キリスト教会は,入浴の習慣を攻撃したが,その理由(根拠)は,肉体をいっそう魅力的にするものは,すべて罪へと向かう(罪を生む)傾向があるということであった。垢(あか)は称賛され,高潔(神聖)を示すその匂いは,ますます鼻を衝くものとなった。聖パーオラ(St. Paula)は,「肉体とそれを包む衣服の清潔さは魂の不潔さを意味する。」(出典:ハヴェロック・エリス著『性心理の研究』第四巻,p.31)と言った。シラミは神の真珠と呼ばれ,シラミだらけであることが,聖者としての不可欠の印であった。
The Church attacked the habit of the bath on the ground that everything that makes the body more attractive tends towards sin. Dirt was praised, and the odour of sanctity became more and more penetrating. "The purity of the body and its garments", said St. Paula, "means the impurity of the soul."(* note: Havelock Ellis, Studies in the Psychology of Sex, vo1. iv, p. 3I) Lice were called the pearls of God, and to be covered with them was an indispensable mark of a holy man.

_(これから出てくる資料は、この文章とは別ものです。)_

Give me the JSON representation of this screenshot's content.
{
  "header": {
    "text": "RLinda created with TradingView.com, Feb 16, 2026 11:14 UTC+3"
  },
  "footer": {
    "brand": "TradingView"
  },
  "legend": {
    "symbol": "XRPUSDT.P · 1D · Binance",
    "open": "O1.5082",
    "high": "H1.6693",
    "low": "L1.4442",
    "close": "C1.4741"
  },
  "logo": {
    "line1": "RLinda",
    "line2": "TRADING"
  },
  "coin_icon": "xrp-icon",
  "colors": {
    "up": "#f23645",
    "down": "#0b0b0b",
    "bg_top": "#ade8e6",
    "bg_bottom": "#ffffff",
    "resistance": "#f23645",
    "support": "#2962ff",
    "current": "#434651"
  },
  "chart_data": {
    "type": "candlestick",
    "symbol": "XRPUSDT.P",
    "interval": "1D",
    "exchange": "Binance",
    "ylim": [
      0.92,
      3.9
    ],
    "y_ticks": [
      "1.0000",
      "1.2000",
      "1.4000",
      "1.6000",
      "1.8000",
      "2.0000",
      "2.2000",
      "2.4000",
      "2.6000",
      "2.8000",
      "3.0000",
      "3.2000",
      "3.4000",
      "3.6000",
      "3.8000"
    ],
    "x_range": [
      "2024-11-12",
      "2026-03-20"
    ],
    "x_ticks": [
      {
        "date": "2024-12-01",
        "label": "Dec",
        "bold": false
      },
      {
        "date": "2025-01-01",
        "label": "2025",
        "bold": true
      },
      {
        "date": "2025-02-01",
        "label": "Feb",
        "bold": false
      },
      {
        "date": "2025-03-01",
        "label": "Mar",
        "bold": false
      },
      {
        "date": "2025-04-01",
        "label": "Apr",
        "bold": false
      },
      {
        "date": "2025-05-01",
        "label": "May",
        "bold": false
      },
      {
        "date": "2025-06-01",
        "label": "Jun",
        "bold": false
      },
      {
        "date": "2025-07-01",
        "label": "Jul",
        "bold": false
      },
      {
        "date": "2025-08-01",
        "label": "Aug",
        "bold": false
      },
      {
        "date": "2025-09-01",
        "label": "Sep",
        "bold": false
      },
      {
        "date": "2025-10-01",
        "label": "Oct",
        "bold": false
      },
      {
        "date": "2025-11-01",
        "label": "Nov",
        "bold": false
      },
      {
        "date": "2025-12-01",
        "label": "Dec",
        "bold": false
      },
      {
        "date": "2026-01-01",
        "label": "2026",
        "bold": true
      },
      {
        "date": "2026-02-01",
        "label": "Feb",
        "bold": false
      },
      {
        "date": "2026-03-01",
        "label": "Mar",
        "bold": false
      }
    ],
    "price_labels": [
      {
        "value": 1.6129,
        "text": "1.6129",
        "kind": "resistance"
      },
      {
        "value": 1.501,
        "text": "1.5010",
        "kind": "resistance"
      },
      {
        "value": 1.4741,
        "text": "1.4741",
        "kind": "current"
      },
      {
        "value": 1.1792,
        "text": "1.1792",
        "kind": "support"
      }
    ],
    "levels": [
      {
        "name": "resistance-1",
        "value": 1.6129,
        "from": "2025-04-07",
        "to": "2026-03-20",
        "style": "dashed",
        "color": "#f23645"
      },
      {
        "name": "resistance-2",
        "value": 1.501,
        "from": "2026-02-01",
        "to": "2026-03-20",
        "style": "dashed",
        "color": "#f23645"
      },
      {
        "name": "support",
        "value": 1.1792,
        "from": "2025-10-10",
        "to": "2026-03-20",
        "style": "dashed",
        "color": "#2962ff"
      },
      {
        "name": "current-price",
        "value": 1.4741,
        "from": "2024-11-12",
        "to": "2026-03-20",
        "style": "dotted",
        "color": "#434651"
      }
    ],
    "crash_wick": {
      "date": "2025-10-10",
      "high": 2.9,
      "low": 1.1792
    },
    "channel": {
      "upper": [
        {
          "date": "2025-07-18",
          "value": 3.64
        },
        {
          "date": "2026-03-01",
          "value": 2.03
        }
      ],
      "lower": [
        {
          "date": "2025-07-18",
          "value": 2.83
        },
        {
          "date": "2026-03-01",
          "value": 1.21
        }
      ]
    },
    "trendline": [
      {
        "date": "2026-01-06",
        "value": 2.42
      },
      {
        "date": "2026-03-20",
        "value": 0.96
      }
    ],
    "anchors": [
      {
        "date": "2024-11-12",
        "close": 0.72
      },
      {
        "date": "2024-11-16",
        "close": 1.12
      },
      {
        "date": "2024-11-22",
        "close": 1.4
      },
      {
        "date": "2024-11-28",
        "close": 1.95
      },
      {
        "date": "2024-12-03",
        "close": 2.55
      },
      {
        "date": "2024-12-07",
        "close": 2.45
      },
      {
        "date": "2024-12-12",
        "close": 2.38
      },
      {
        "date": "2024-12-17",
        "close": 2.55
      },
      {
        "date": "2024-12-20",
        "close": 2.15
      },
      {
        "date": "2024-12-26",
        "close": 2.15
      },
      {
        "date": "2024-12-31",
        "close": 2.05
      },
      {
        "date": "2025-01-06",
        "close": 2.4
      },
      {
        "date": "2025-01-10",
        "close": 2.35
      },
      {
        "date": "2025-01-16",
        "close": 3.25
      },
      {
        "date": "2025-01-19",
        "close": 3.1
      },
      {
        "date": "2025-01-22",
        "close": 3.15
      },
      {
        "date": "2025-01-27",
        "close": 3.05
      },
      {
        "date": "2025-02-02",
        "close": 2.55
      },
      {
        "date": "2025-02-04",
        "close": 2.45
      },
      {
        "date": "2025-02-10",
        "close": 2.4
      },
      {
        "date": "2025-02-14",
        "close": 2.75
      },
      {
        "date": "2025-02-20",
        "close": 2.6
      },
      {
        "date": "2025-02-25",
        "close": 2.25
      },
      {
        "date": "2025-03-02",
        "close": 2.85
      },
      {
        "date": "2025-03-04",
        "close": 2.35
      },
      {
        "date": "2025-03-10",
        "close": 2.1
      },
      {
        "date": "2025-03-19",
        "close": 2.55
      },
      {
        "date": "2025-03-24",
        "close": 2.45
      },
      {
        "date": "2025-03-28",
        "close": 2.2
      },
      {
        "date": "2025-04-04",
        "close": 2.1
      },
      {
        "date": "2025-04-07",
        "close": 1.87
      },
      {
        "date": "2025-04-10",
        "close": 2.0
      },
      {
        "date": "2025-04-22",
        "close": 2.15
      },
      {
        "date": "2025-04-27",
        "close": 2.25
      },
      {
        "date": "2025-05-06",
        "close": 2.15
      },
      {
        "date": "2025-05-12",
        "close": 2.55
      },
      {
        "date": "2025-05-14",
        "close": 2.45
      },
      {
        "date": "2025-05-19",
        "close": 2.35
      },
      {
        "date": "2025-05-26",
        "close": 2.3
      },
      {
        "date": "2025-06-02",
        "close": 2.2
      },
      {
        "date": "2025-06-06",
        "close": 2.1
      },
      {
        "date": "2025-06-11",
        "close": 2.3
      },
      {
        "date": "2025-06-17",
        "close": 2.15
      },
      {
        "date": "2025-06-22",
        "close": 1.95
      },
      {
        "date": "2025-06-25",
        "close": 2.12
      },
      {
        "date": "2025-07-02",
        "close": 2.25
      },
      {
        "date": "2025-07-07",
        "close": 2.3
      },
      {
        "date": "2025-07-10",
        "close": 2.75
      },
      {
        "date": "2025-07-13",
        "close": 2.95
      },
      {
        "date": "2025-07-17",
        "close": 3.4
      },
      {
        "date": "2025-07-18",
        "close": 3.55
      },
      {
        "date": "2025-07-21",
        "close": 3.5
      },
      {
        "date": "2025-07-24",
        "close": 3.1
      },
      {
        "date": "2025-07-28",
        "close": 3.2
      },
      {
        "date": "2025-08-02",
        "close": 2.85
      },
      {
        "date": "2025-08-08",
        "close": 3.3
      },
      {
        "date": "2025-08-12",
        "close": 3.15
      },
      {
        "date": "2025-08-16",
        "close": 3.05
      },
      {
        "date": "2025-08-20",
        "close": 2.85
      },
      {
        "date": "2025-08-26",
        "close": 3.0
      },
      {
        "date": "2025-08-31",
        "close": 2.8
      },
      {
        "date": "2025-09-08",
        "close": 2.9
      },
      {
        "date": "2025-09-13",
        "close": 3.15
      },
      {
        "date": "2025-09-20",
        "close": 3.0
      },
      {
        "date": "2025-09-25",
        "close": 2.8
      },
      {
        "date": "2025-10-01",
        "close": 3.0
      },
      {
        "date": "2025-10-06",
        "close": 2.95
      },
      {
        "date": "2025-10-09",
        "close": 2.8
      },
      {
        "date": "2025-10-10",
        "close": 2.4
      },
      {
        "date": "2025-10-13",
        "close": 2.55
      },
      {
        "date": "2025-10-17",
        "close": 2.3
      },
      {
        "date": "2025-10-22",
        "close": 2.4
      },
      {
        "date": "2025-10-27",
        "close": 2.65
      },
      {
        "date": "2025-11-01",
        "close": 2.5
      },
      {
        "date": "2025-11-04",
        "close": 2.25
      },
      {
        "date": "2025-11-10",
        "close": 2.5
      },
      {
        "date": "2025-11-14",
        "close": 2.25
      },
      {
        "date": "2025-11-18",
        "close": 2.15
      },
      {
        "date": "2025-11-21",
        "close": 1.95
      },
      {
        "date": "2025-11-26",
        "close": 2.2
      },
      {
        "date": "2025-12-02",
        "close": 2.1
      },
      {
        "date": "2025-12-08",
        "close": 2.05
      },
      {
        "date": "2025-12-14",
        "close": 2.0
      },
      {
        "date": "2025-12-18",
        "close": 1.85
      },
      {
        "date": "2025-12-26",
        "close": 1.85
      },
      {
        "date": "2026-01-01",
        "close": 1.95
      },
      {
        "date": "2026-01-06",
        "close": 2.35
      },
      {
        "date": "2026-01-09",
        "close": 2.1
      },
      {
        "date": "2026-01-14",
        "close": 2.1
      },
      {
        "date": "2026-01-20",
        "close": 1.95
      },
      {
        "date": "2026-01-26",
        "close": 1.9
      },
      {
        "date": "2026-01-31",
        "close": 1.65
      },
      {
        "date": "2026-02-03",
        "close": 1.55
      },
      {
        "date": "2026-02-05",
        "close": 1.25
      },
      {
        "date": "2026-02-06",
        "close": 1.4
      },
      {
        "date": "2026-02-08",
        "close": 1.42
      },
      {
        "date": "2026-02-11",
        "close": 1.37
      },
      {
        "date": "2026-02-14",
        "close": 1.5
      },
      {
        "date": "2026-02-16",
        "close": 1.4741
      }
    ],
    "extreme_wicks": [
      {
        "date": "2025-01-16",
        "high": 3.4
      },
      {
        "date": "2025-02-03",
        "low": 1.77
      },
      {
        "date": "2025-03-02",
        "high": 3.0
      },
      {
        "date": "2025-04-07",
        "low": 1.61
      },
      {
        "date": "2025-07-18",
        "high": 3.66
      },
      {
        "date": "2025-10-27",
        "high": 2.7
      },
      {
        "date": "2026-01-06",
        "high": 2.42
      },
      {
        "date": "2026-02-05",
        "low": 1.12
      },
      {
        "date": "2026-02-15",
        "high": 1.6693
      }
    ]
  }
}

出典: Bertrand Russell :Marriage and Morals, 1929
詳細情報:https://russell-j.com/beginner/MM05-040.HTM
<寸言>
乾燥している国は(日本のように雨が多く降り)湿度の高い国のように体を長く洗わなくてお耐えることができる。 キリスト教やユダヤ教は乾燥した国に生まれており、キリスト教会が貴重な水を多量に使用することを非難する深層心理がそこにあるようにも見える。 雨の多い日本なら、雨に打たれることによって入浴の代わりにすることもでき、入浴の習慣を非難するようなことはあまり考えられない。